The People’s Vaccine Alliance says that more than a million people have died with Covid since the G7 leaders last met in February, where the politicians made pledges to increase global supplies.
Meanwhile, Downing Street has indicated that Boris Johnson still sees nothing in the data to suggest the plan to end all legal lockdown restrictions in England on June 21 will need to be delayed.
Asked about the Prime Minister’s plans amid warnings over the spread of the Indian variant, a No 10 spokesman said: “The Prime Minister has said on a number of occasions that we haven’t seen anything in the data but we will continue to look at the data, we will continue to look at the latest scientific evidence as we move through June towards June 21.”
The latest death tally is likely to feed into ministers’ considerations on easing restrictions.
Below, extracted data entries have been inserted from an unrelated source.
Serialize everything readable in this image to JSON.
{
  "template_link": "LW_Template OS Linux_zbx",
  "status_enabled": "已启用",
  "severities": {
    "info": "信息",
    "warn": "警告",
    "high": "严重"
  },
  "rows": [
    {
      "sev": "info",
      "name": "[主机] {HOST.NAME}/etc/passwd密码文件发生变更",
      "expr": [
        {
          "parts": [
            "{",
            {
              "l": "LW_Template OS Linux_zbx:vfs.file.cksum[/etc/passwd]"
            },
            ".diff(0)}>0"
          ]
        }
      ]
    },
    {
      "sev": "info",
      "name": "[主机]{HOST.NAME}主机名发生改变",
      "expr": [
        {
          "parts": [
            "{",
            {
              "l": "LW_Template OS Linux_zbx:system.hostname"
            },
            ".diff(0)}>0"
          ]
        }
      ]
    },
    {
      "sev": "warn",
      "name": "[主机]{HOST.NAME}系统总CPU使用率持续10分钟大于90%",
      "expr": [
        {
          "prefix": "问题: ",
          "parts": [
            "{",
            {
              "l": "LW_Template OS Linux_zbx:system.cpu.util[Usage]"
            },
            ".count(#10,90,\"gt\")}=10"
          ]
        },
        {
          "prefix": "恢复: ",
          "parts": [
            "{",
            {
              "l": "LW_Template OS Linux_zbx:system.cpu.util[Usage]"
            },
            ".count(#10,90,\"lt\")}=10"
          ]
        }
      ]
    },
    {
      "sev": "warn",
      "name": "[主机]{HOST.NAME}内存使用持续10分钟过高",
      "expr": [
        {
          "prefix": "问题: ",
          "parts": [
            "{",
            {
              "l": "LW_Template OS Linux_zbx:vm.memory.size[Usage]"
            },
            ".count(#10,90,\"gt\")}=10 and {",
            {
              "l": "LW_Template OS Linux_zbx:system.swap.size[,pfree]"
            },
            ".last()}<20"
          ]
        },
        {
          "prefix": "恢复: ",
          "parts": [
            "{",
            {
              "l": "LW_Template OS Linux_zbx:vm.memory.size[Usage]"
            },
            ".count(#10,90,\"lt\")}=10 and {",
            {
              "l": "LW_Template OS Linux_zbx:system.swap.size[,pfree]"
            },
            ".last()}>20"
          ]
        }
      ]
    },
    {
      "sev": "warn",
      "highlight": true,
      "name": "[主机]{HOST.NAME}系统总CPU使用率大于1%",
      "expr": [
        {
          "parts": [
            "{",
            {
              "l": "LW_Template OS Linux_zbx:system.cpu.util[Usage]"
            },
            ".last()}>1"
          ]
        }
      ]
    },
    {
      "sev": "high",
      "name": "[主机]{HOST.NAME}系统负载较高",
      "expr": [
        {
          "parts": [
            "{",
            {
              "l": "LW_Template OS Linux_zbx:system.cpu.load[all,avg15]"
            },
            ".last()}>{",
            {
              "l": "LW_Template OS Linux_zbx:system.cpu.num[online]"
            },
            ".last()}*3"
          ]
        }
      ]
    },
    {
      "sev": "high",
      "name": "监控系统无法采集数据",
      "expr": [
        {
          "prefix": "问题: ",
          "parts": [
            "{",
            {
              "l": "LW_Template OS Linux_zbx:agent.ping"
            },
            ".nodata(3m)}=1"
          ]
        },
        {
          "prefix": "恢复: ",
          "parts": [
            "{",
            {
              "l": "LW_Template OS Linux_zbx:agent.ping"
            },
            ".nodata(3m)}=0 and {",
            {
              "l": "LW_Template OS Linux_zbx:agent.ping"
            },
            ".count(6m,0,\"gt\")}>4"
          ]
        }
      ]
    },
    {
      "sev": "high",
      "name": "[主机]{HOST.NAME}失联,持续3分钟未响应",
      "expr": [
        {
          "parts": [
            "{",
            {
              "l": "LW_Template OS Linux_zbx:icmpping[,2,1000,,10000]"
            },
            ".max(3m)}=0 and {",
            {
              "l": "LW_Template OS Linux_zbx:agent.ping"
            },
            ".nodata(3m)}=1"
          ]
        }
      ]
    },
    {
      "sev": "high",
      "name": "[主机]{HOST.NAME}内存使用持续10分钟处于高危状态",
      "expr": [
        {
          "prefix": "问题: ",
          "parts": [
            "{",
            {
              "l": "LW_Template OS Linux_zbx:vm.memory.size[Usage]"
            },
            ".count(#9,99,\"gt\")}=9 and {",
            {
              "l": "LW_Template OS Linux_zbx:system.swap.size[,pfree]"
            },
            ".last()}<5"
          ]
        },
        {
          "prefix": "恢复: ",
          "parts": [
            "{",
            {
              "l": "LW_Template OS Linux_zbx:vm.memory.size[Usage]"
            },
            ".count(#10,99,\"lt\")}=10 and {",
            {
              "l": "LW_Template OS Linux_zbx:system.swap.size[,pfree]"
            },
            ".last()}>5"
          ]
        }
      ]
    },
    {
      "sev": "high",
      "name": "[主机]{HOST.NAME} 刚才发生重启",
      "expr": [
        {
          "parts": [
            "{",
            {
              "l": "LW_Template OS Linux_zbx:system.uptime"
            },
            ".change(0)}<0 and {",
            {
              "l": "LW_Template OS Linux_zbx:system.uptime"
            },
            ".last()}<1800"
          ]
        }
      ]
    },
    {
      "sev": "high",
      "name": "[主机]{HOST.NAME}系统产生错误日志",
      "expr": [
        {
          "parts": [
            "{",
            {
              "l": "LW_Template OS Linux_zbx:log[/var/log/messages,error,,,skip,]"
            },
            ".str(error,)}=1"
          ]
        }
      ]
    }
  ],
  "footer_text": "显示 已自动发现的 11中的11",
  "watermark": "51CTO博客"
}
They will also consider that the announcement on zero deaths comes after a bank holiday weekend, so there may be a delay in the reporting of the figures.
Experts are divided over whether the final stage of easing social restrictions should go ahead amid a surge in cases of the new variant first identified in India.
Professor Adam Finn, of the Joint Committee on Vaccination and Immunisation (JCVI), said there are still many people who are vulnerable to the effects of Covid-19, as he warned “the idea that somehow the job is done is wrong”.
Professor Ravi Gupta, a member of the New and Emerging Respiratory Virus Threats Advisory Group (Nervtag), said a delay of a few weeks could have a significant impact on Britain’s battle against the pandemic and recommended it should be made clear to the public that it would be a temporary measure based on the surge in cases of the new variant.
And Pat Cullen, acting general secretary and chief executive of the Royal College of Nursing, urged ministers to watch the data, adding: “As the NHS starts the road to recovery now is the time to take cautious steps and not take an unchecked leap to freedom.”